Vinte e oito
Era lenta a correr, nunca ganhava a jogar à apanhada. Jogava mal à bola, tropeçava nos meus próprios pés e perdia a esfera em menos de nada. Era uma imbecil a jogar ao mata, porque uma pessoa meter-se a jeito para sofrer com uma bolada era coisa de parvos. Esfolava os joelhos a saltar ao elástico e chegava a casa a parecer que tinha descido com eles uma ribanceira. Era baixa para o basquete. Era gorda. Tinha cabelo encaracolado numa altura em que ninguém queria ter tal ninho de pássaros em cima da cabeça.
Passava as tardes a ver a pequena sereia, o cocktail, o dirty dancing e o Alice no país das maravilhas. Lia os mesmos livros vezes sem conta, inventava histórias sozinha e fazia peças de teatro só com uma atriz e um público sempre atento de três bonecos. Olhava para a praceta vazia e tinha pena de não ter nascido no lugar do meu irmão mais velho, porque no tempo dele a praceta era um parque cheio de crianças em vez de carros.
Na escola aprendi depressa que me safava melhor a fazer de Esteves (Herman) do que a jogar ao beijo ou estalo. Qd chegou a adolescência e os cadernos com as capas riscadas, com desenhos e dedicatórias das amigas, aprendi que tinha jeito para fazer as outras rir com as palavras. Escrevia para uma textos estapafúrdios misturando graças, palavras inusitavas e acontecimentos dos quais elas já nem se lembravam. Tens de me fazer uma também, diziam-me quando acabavam de rir da que tinha acabado de escrever. Sentia-me especial, sempre havia alguma coisa que fazia mais ou menos bem. Eu, quando estava para aí virada, escrevia.
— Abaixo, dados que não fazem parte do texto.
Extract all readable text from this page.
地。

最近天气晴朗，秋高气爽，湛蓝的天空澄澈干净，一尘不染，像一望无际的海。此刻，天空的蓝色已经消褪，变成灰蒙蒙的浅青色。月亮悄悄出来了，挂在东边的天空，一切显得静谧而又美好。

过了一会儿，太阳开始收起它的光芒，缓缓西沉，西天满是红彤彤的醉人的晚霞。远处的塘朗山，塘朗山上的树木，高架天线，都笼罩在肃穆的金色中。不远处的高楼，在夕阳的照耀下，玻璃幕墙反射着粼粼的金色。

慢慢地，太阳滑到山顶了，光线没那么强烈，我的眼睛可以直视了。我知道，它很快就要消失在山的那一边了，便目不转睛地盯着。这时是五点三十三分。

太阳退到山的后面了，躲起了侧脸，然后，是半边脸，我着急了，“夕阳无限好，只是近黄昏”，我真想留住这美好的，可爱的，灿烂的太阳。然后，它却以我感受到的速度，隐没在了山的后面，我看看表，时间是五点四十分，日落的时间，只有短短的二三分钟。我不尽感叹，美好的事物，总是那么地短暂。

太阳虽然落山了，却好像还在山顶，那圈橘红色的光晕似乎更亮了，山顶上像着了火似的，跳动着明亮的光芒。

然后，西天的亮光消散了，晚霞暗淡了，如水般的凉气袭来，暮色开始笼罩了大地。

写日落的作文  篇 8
Nessa altura nem me passava pela cabeça escrever mais do que aquelas baboseiras, até porque tinha escrito uma história, anos antes, num caderno de capa preta, e a Vânia (única leitora) tinha só dito que estava fixe com um encolher de ombros. Miséria. Tinha eu andado a ler um livro do meu irmão às escondidas para saber como é que se escrevia um livro de adultos, para uma crítica daquelas.
Mas a história dessa história fica para outras núpcias, que isto aqui no Instagram* tem caracteres contados e eu se calhar ainda faço disto uma espécie de crónica para a newsletter.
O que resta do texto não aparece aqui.